23 許されぬ祈り
窓の向こうに、白い三日月と、ふくらみを帯びた赤い月。
二つの月が寄り添うように浮かぶ光景を、イレーネはただぼんやりと見上げていた。
――涙が一粒、頬を伝う。
それは止めようとしても止まらず、静かに、幾筋も零れ落ちていく。
皇王に罵られても、叩かれても、身体を焼かれるような痛みに晒されても、涙を見せたことはなかった。

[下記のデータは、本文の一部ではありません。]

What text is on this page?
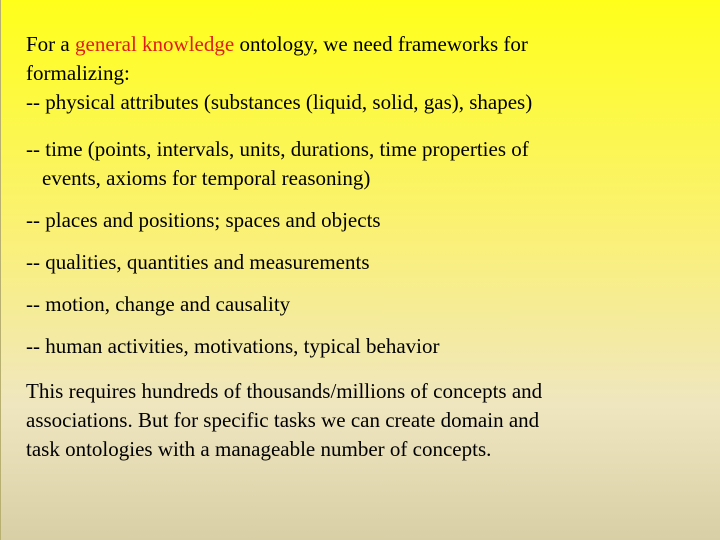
For a general knowledge ontology, we need frameworks for

formalizing:

-- physical attributes (substances (liquid, solid, gas), shapes)

-- time (points, intervals, units, durations, time properties of

events, axioms for temporal reasoning)

-- places and positions; spaces and objects

-- qualities, quantities and measurements

-- motion, change and causality

-- human activities, motivations, typical behavior

This requires hundreds of thousands/millions of concepts and

associations. But for specific tasks we can create domain and

task ontologies with a manageable number of concepts.
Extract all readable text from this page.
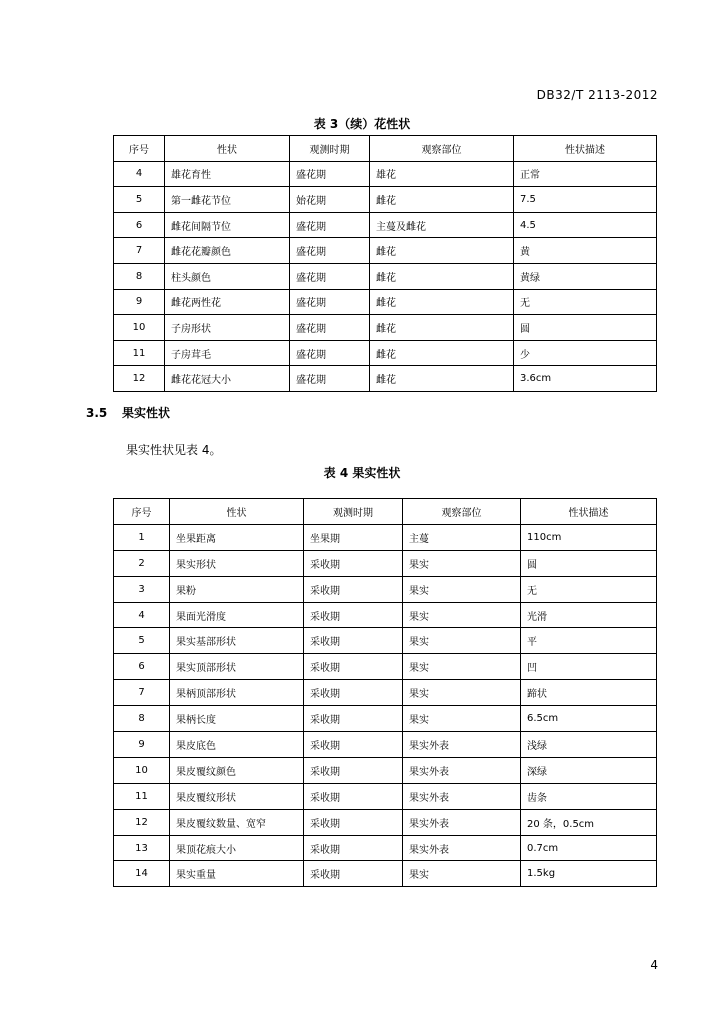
DB32/T 2113-2012
表 3（续）花性状
序号	性状	观测时期	观察部位	性状描述
4	雄花育性	盛花期	雄花	正常
5	第一雌花节位	始花期	雌花	7.5
6	雌花间隔节位	盛花期	主蔓及雌花	4.5
7	雌花花瓣颜色	盛花期	雌花	黄
8	柱头颜色	盛花期	雌花	黄绿
9	雌花两性花	盛花期	雌花	无
10	子房形状	盛花期	雌花	圆
11	子房茸毛	盛花期	雌花	少
12	雌花花冠大小	盛花期	雌花	3.6cm
3.5 果实性状
果实性状见表 4。
表 4 果实性状
序号	性状	观测时期	观察部位	性状描述
1	坐果距离	坐果期	主蔓	110cm
2	果实形状	采收期	果实	圆
3	果粉	采收期	果实	无
4	果面光滑度	采收期	果实	光滑
5	果实基部形状	采收期	果实	平
6	果实顶部形状	采收期	果实	凹
7	果柄顶部形状	采收期	果实	蹄状
8	果柄长度	采收期	果实	6.5cm
9	果皮底色	采收期	果实外表	浅绿
10	果皮覆纹颜色	采收期	果实外表	深绿
11	果皮覆纹形状	采收期	果实外表	齿条
12	果皮覆纹数量、宽窄	采收期	果实外表	20 条，0.5cm
13	果顶花痕大小	采收期	果实外表	0.7cm
14	果实重量	采收期	果实	1.5kg
4
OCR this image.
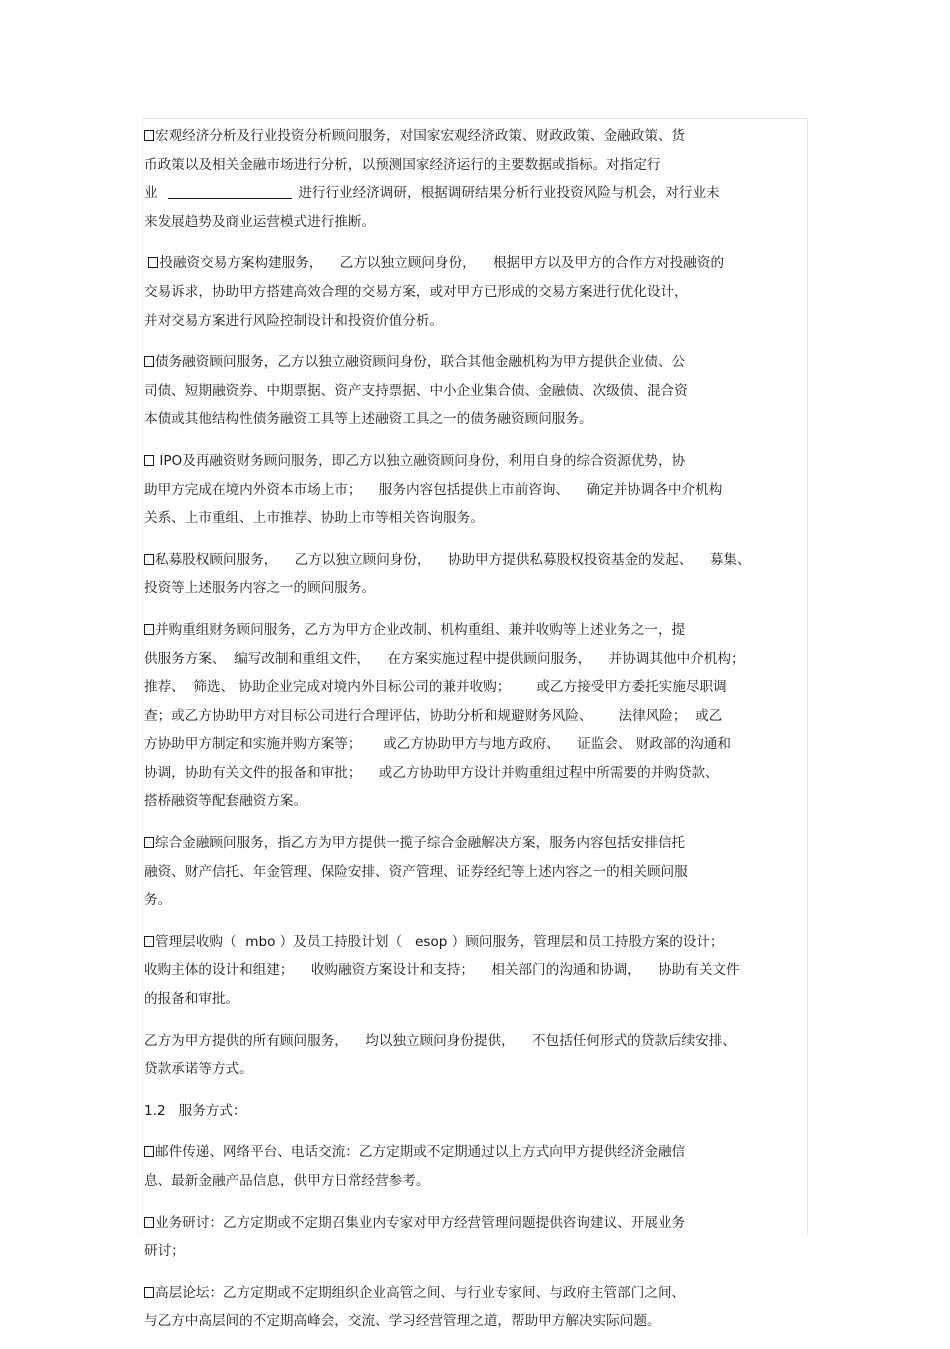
宏观经济分析及行业投资分析顾问服务，对国家宏观经济政策、财政政策、金融政策、货
币政策以及相关金融市场进行分析，以预测国家经济运行的主要数据或指标。对指定行
业	进行行业经济调研，根据调研结果分析行业投资风险与机会，对行业未
来发展趋势及商业运营模式进行推断。
投融资交易方案构建服务，    乙方以独立顾问身份，    根据甲方以及甲方的合作方对投融资的
交易诉求，协助甲方搭建高效合理的交易方案，或对甲方已形成的交易方案进行优化设计，
并对交易方案进行风险控制设计和投资价值分析。
债务融资顾问服务，乙方以独立融资顾问身份，联合其他金融机构为甲方提供企业债、公
司债、短期融资券、中期票据、资产支持票据、中小企业集合债、金融债、次级债、混合资
本债或其他结构性债务融资工具等上述融资工具之一的债务融资顾问服务。
IPO及再融资财务顾问服务，即乙方以独立融资顾问身份，利用自身的综合资源优势，协
助甲方完成在境内外资本市场上市；    服务内容包括提供上市前咨询、    确定并协调各中介机构
关系、上市重组、上市推荐、协助上市等相关咨询服务。
私募股权顾问服务，    乙方以独立顾问身份，    协助甲方提供私募股权投资基金的发起、    募集、
投资等上述服务内容之一的顾问服务。
并购重组财务顾问服务，乙方为甲方企业改制、机构重组、兼并收购等上述业务之一，提
供服务方案、  编写改制和重组文件，    在方案实施过程中提供顾问服务，    并协调其他中介机构；
推荐、  筛选、 协助企业完成对境内外目标公司的兼并收购；      或乙方接受甲方委托实施尽职调
查；或乙方协助甲方对目标公司进行合理评估，协助分析和规避财务风险、      法律风险；  或乙
方协助甲方制定和实施并购方案等；     或乙方协助甲方与地方政府、    证监会、 财政部的沟通和
协调，协助有关文件的报备和审批；    或乙方协助甲方设计并购重组过程中所需要的并购贷款、
搭桥融资等配套融资方案。
综合金融顾问服务，指乙方为甲方提供一揽子综合金融解决方案，服务内容包括安排信托
融资、财产信托、年金管理、保险安排、资产管理、证券经纪等上述内容之一的相关顾问服
务。
管理层收购（  mbo ）及员工持股计划（   esop ）顾问服务，管理层和员工持股方案的设计；
收购主体的设计和组建；    收购融资方案设计和支持；    相关部门的沟通和协调，    协助有关文件
的报备和审批。
乙方为甲方提供的所有顾问服务，    均以独立顾问身份提供，    不包括任何形式的贷款后续安排、
贷款承诺等方式。
1.2 服务方式：
邮件传递、网络平台、电话交流：乙方定期或不定期通过以上方式向甲方提供经济金融信
息、最新金融产品信息，供甲方日常经营参考。
业务研讨：乙方定期或不定期召集业内专家对甲方经营管理问题提供咨询建议、开展业务
研讨；
高层论坛：乙方定期或不定期组织企业高管之间、与行业专家间、与政府主管部门之间、
与乙方中高层间的不定期高峰会，交流、学习经营管理之道，帮助甲方解决实际问题。
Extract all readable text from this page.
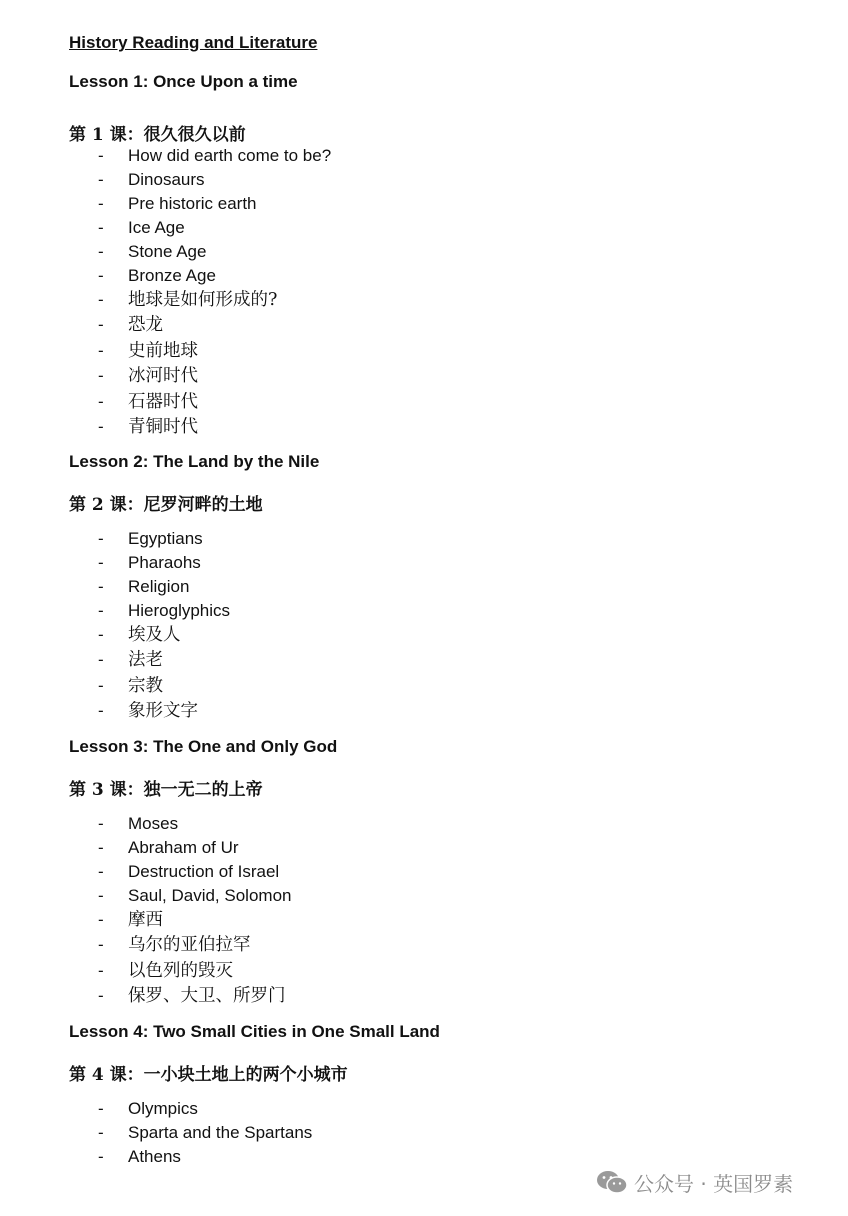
History Reading and Literature
Lesson 1: Once Upon a time
第 1 课：很久很久以前
- How did earth come to be?
- Dinosaurs
- Pre historic earth
- Ice Age
- Stone Age
- Bronze Age
- 地球是如何形成的?
- 恐龙
- 史前地球
- 冰河时代
- 石器时代
- 青铜时代
Lesson 2: The Land by the Nile
第 2 课：尼罗河畔的土地
- Egyptians
- Pharaohs
- Religion
- Hieroglyphics
- 埃及人
- 法老
- 宗教
- 象形文字
Lesson 3: The One and Only God
第 3 课：独一无二的上帝
- Moses
- Abraham of Ur
- Destruction of Israel
- Saul, David, Solomon
- 摩西
- 乌尔的亚伯拉罕
- 以色列的毁灭
- 保罗、大卫、所罗门
Lesson 4: Two Small Cities in One Small Land
第 4 课：一小块土地上的两个小城市
- Olympics
- Sparta and the Spartans
- Athens
公众号 · 英国罗素
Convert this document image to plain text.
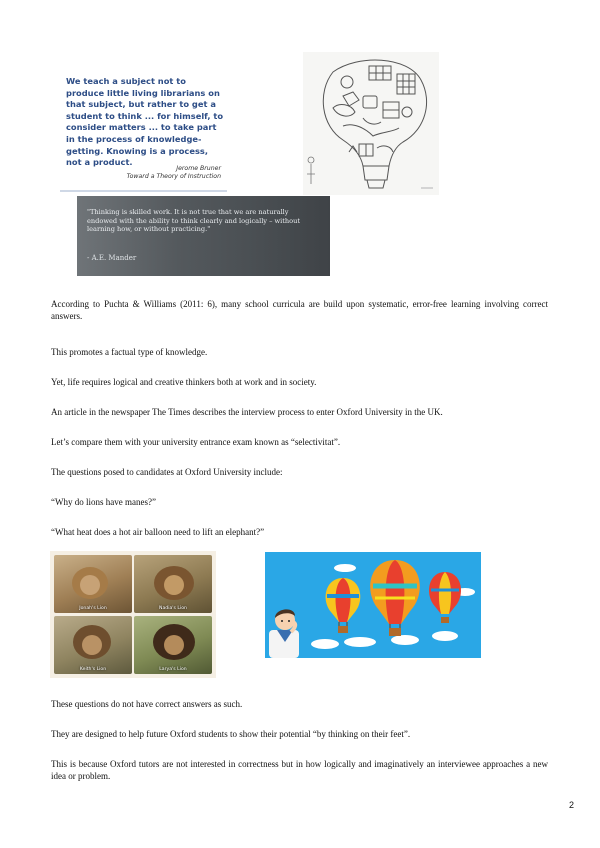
We teach a subject not to produce little living librarians on that subject, but rather to get a student to think ... for himself, to consider matters ... to take part in the process of knowledge-getting. Knowing is a process, not a product.
Jerome Bruner
Toward a Theory of Instruction
"Thinking is skilled work. It is not true that we are naturally endowed with the ability to think clearly and logically – without learning how, or without practicing."
- A.E. Mander

According to Puchta & Williams (2011: 6), many school curricula are build upon systematic, error-free learning involving correct answers.

This promotes a factual type of knowledge.

Yet, life requires logical and creative thinkers both at work and in society.

An article in the newspaper The Times describes the interview process to enter Oxford University in the UK.

Let’s compare them with your university entrance exam known as “selectivitat”.

The questions posed to candidates at Oxford University include:

“Why do lions have manes?”

“What heat does a hot air balloon need to lift an elephant?”

Jonah's Lion	Nadia's Lion
Keith's Lion	Larya's Lion

These questions do not have correct answers as such.

They are designed to help future Oxford students to show their potential “by thinking on their feet”.

This is because Oxford tutors are not interested in correctness but in how logically and imaginatively an interviewee approaches a new idea or problem.

2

教会の外へ出たいと願っていても、それを涙に乗せたこともなかった。
与えられた使命を、ただ淡々と、粛々と果たしてきたつもりだった。
大聖女として、正しく生きてきたはずだった。
――なのに。
皇王の手に捕らわれたとき、口をついて出たのはユリウスの名。
あの人の声を、あの人の手を求めてしまった。
触れられるのなら彼がいいと。
違う――彼以外の誰かに触れられることなど、もう考えられないと。
守るように立ちはだかった背中に、縋りついてしまいたかった。
胸に顔を埋めて、泣いてしまいたかった。
――許されるはずのない願い。
大聖女である自分だけは、決して持ってはならぬ想い。
けれど、この胸を焼きつけるような痛みが何なのかを、もう誤魔化すことはできなかった。
「……好きに、なってはいけない」
声に出した瞬間、余計に苦しくなり、嗚咽がこぼれそうになる。
イレーネは両の手を胸に押し当て、必死に震えを抑えた。
静かな夜。
寄り添う二つの月の下で、彼女はただ一人、涙に濡れて祈り続けた。
その祈りが、誰にも届かぬことを知りながら――。